Alguns alunos seguiram a carreira e participaram de produções no cinema e na TV. Como Giulia Merigo, que tem Down e fez o filme "Colegas" (2013). Na adaptação do título para o teatro, em 2017, ela viveu uma protagonista. Outra é Vanessa Romanelli, bióloga e atriz, que interpretou uma cadeirante na novela "Viver a Vida" (2009).

O caminho inverso também acontece. Billy Saga, 44, já fazia rap quando participou da primeira edição da Cia. Mix Menestréis com o espetáculo "Noturno Cadeirante". O músico ficou paraplégico em 1998, após um atropelamento. Desde então, escreve letras sobre resistência e desigualdades sociais. Também é um dos fundadores do Movimento SuperAção, cuja proposta é sensibilizar a sociedade quanto aos direitos das pessoas com deficiência e fomentar seu protagonismo.

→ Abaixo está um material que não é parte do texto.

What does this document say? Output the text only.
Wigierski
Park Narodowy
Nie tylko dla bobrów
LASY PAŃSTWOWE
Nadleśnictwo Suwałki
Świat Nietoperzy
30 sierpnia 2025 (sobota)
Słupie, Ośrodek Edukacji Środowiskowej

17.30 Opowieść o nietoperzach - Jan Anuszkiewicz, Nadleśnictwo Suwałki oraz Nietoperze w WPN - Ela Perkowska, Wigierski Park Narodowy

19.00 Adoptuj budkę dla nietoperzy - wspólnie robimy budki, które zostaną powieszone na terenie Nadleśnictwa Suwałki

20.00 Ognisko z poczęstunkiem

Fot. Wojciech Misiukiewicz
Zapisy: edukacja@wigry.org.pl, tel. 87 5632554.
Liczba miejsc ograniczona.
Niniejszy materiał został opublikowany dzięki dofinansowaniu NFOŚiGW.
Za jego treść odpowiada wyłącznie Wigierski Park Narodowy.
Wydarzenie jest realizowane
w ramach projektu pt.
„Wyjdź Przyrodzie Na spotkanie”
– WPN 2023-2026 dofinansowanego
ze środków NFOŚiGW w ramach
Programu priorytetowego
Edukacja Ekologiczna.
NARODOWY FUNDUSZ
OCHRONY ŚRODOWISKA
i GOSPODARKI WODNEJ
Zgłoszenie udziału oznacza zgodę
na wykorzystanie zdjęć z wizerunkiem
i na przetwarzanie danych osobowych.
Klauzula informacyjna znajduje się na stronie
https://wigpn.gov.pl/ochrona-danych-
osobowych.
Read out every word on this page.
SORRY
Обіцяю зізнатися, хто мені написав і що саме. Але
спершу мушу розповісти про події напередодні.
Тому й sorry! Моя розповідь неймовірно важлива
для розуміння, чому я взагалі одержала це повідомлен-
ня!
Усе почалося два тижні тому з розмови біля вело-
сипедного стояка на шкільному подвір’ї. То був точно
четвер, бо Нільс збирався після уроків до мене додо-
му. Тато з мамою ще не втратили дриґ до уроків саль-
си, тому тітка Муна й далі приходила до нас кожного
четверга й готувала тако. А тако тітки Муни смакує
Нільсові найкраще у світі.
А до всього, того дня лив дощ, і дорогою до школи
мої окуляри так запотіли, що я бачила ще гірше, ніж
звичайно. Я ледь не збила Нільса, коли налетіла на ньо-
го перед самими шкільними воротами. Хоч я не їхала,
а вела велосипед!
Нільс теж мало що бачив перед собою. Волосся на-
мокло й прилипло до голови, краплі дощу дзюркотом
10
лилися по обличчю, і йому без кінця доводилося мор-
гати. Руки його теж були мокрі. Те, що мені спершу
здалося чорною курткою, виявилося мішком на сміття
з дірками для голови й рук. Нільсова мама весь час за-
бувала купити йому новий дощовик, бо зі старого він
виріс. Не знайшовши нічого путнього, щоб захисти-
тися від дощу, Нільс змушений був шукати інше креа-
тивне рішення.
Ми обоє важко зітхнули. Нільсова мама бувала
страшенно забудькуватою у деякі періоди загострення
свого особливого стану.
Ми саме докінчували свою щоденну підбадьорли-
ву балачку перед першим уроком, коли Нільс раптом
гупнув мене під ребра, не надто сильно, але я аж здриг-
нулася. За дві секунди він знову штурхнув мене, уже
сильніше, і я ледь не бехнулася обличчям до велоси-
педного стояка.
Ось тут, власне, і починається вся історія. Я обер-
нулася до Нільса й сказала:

Para o rapper, de lá para cá, muita coisa evoluiu. Quando começou, chegou a fazer shows em locais sem rampa de acesso ao palco. "Eu tinha de ser carregado, situação que constrange as pessoas."

Saga afirma que a valorização de artistas com deficiência passa por um processo de acessibilidade, que não é só arquitetônica. "É preciso criar na pessoa com deficiência o hábito de consumir arte. Para isso, ela tem que ter acesso à arte". Além disso, diz, é tempo de "eliminar o capacitismo, que exclui tanto na produção cultural quanto na fruição, e aumentar editais que incluam as PCDs'', incentivo ainda discreto, segundo Saga.

O primeiro longa de Daniel Gonçalves, 37, é um exemplo disso. O diretor nasceu com uma deficiência que afeta a coordenação motora. A verba para realizar o documentário autobiográfico "Meu Nome É Daniel" (2018), em que reflete sobre sua condição, veio por meio de dois editais públicos que não davam pontuação extra a PCDs. O cineasta se beneficiou da regra voltada a diretores estreantes. "Também é legal, porque faz com que o mercado se renove."

Esse cenário, entretanto, está mudando aos poucos. "Há duas edições, o edital da Spcine, por exemplo, já tem políticas afirmativas para PCDs." Quando estreou na direção, Gonçalves era o único da equipe com deficiência. "Hoje, faço parte de um grupo com 40 artistas com deficiência." Para o seu novo trabalho, sobre sexualidade, ele chamou outras PCDs: um roteirista, uma assistente de câmera e um fotógrafo.

Marcelo Rubens Paiva acompanha essas mudanças desde a juventude, quando ficou tetraplégico. Aos 62, o escritor, dramaturgo e roteirista diz que as condições de pessoas com deficiência na área cultural são reflexo de tudo o que acontece no Brasil hoje. "Faltam condições de trabalho e visibilidade, principalmente".